A study published this month in The Canadian Medical Association Journal recognizes these facts, and its authors call on medical schools to place greater emphasis on empathic communication. The authors disagree with me when they contend that, “Even though physicians differ in their innate capacities, as with any other skill in medicine, clinical empathy can be taught and acquired.” Perhaps I’m a pessimist, but twenty years teaching in medical schools has given me the polar opposite opinion. When taught, many students are able to understand the concept of empathy, and some will even practice it transiently, but for those who never had it, the recidivism rate is very high.
An assistant professor of psychiatry at the University of Rochester studied the interactions of oncologists and their patients.
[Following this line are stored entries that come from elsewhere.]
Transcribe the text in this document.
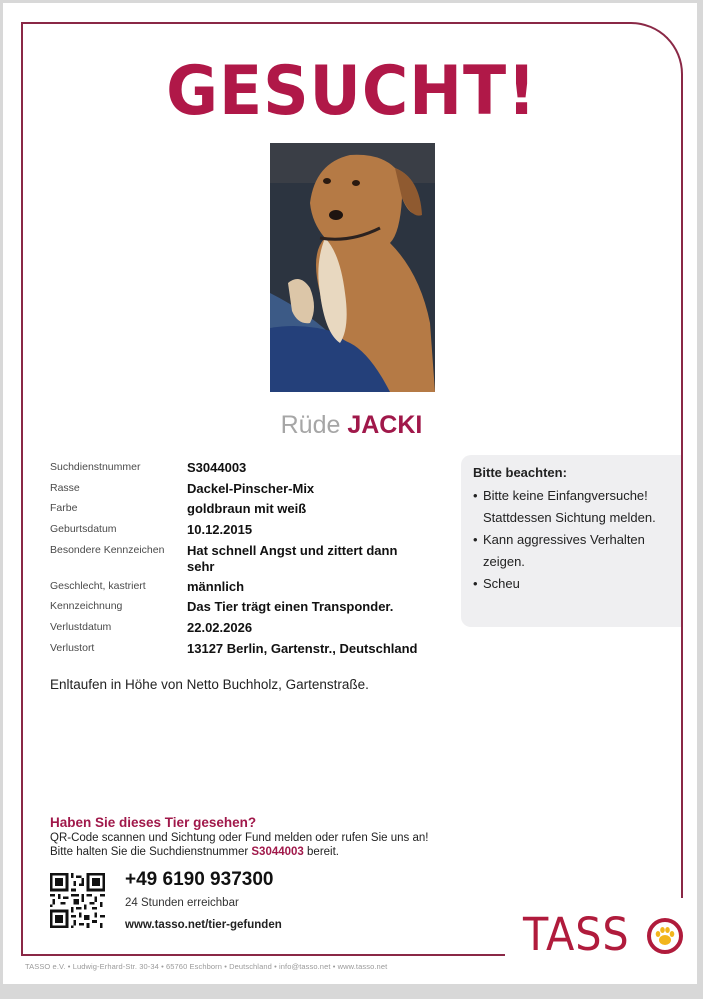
GESUCHT!
Rüde JACKI
Suchdienstnummer	S3044003
Rasse	Dackel-Pinscher-Mix
Farbe	goldbraun mit weiß
Geburtsdatum	10.12.2015
Besondere Kennzeichen	Hat schnell Angst und zittert dann sehr
Geschlecht, kastriert	männlich
Kennzeichnung	Das Tier trägt einen Transponder.
Verlustdatum	22.02.2026
Verlustort	13127 Berlin, Gartenstr., Deutschland
Enltaufen in Höhe von Netto Buchholz, Gartenstraße.
Bitte beachten:
• Bitte keine Einfangversuche! Stattdessen Sichtung melden.
• Kann aggressives Verhalten zeigen.
• Scheu
Haben Sie dieses Tier gesehen?
QR-Code scannen und Sichtung oder Fund melden oder rufen Sie uns an!
Bitte halten Sie die Suchdienstnummer S3044003 bereit.
+49 6190 937300
24 Stunden erreichbar
www.tasso.net/tier-gefunden	TASS
TASSO e.V. • Ludwig-Erhard-Str. 30-34 • 65760 Eschborn • Deutschland • info@tasso.net • www.tasso.net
She concluded that showing empathy saves time for busy physicians, in part I believe because, as Dr. Osler said, “the patient is telling you the diagnosis.” She states, “When the physicians in our study made empathic statements, the patient exchanges actually took less time. When they didn’t respond empathetically, patients were likely to repeatedly raise the point in an effort to get the response.”
The study demonstrated that oncologists showed empathy in only 22% of oncologist-patient interviews where there was a chance to display it. How about this example from the study?
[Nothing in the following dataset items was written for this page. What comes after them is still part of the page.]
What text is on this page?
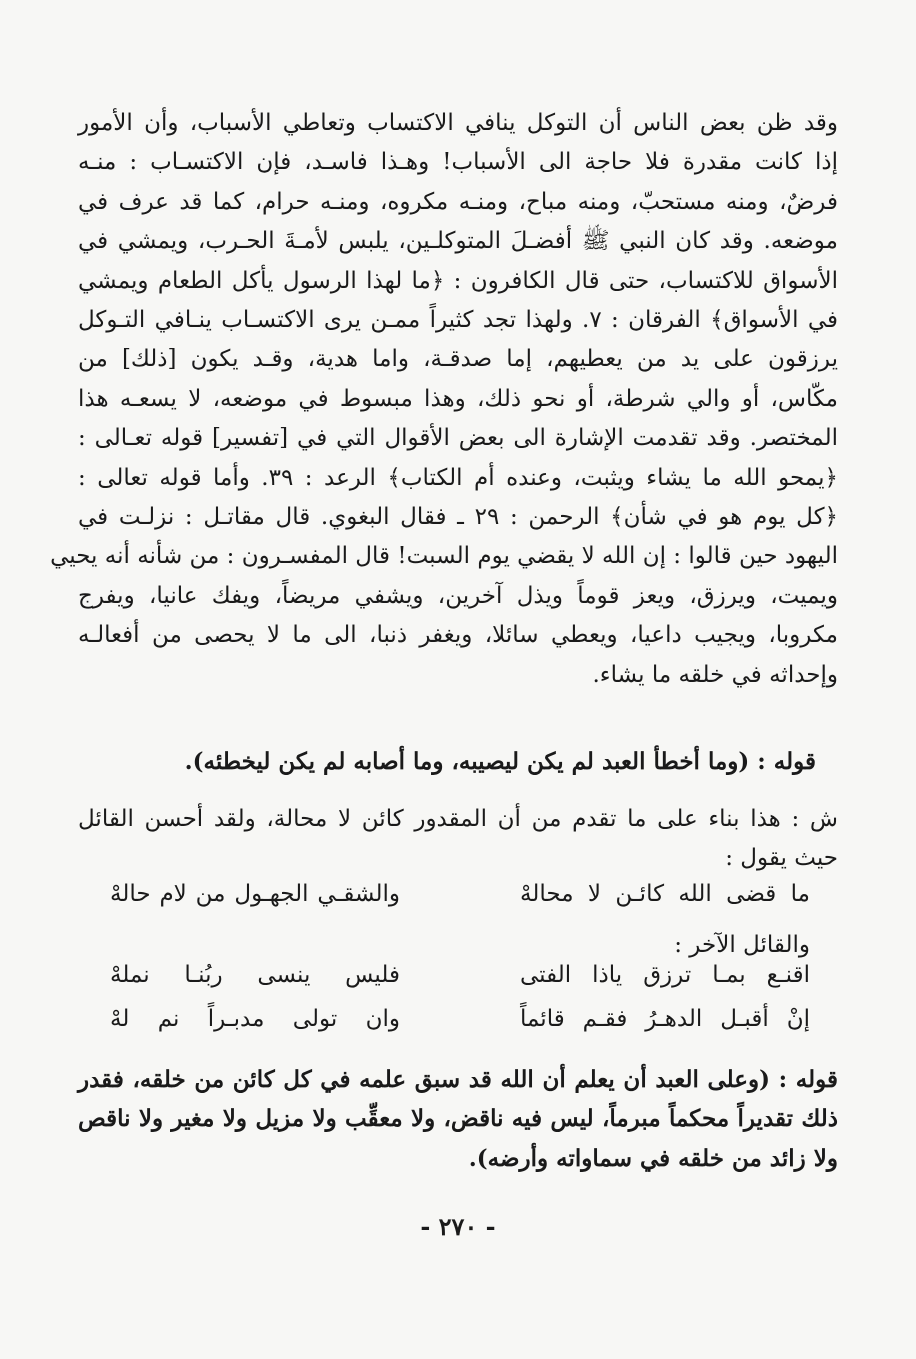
وقد ظن بعض الناس أن التوكل ينافي الاكتساب وتعاطي الأسباب، وأن الأمور
إذا كانت مقدرة فلا حاجة الى الأسباب! وهـذا فاسـد، فإن الاكتسـاب : منـه
فرضٌ، ومنه مستحبّ، ومنه مباح، ومنـه مكروه، ومنـه حرام، كما قد عرف في
موضعه. وقد كان النبي ﷺ أفضـلَ المتوكلـين، يلبس لأمـةَ الحـرب، ويمشي في
الأسواق للاكتساب، حتى قال الكافرون : ﴿ما لهذا الرسول يأكل الطعام ويمشي
في الأسواق﴾ الفرقان : ٧. ولهذا تجد كثيراً ممـن يرى الاكتسـاب ينـافي التـوكل
يرزقون على يد من يعطيهم، إما صدقـة، واما هدية، وقـد يكون [ذلك] من
مكّاس، أو والي شرطة، أو نحو ذلك، وهذا مبسوط في موضعه، لا يسعـه هذا
المختصر. وقد تقدمت الإشارة الى بعض الأقوال التي في [تفسير] قوله تعـالى :
﴿يمحو الله ما يشاء ويثبت، وعنده أم الكتاب﴾ الرعد : ٣٩. وأما قوله تعالى :
﴿كل يوم هو في شأن﴾ الرحمن : ٢٩ ـ فقال البغوي. قال مقاتـل : نزلـت في
اليهود حين قالوا : إن الله لا يقضي يوم السبت! قال المفسـرون : من شأنه أنه يحيي
ويميت، ويرزق، ويعز قوماً ويذل آخرين، ويشفي مريضاً، ويفك عانيا، ويفرج
مكروبا، ويجيب داعيا، ويعطي سائلا، ويغفر ذنبا، الى ما لا يحصى من أفعالـه
وإحداثه في خلقه ما يشاء.
قوله : (وما أخطأ العبد لم يكن ليصيبه، وما أصابه لم يكن ليخطئه).
ش : هذا بناء على ما تقدم من أن المقدور كائن لا محالة، ولقد أحسن القائل
حيث يقول :
ما قضى الله كائـن لا محالهْ
والشقـي الجهـول من لام حالهْ
والقائل الآخر :
اقنـع بمـا ترزق ياذا الفتى
فليس ينسى ربُنـا نملهْ
إنْ أقبـل الدهـرُ فقـم قائماً
وان تولى مدبـراً نم لهْ
قوله : (وعلى العبد أن يعلم أن الله قد سبق علمه في كل كائن من خلقه، فقدر
ذلك تقديراً محكماً مبرماً، ليس فيه ناقض، ولا معقِّب ولا مزيل ولا مغير ولا ناقص
ولا زائد من خلقه في سماواته وأرضه).
- ٢٧٠ -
Patient: “I was doing a man’s labor and I was always told I had a good strong heart and lungs. But the lungs couldn’t withstand all those cigarettes …”
Doctor: “Yeah.”
Patient: “… asbestos and pollution and secondhand smoke sand all these other things, I guess.”
Doctor: “Do you have glaucoma?”
The oncologist either didn’t pay attention to what the patient said or didn’t care enough to empathize, affectively or cognitively. The doctor just went on with his review of the patient’s organ systems instead of truly hearing the patient’s regretful admission of his lung abuse. This doctor, like far too many others, talked to his patient rather than with his patient.
Perhaps you’re fortunate enough to have empathic physicians. If, like too many people, you’re stuck with doctors who have neither the time nor the inclination to empathize with you, doctors with whom you aren’t at all comfortable, simply switch doctors. After all, the clothes on your back aren’t as important as your health, and you don’t hesitate to return them if they don’t fit.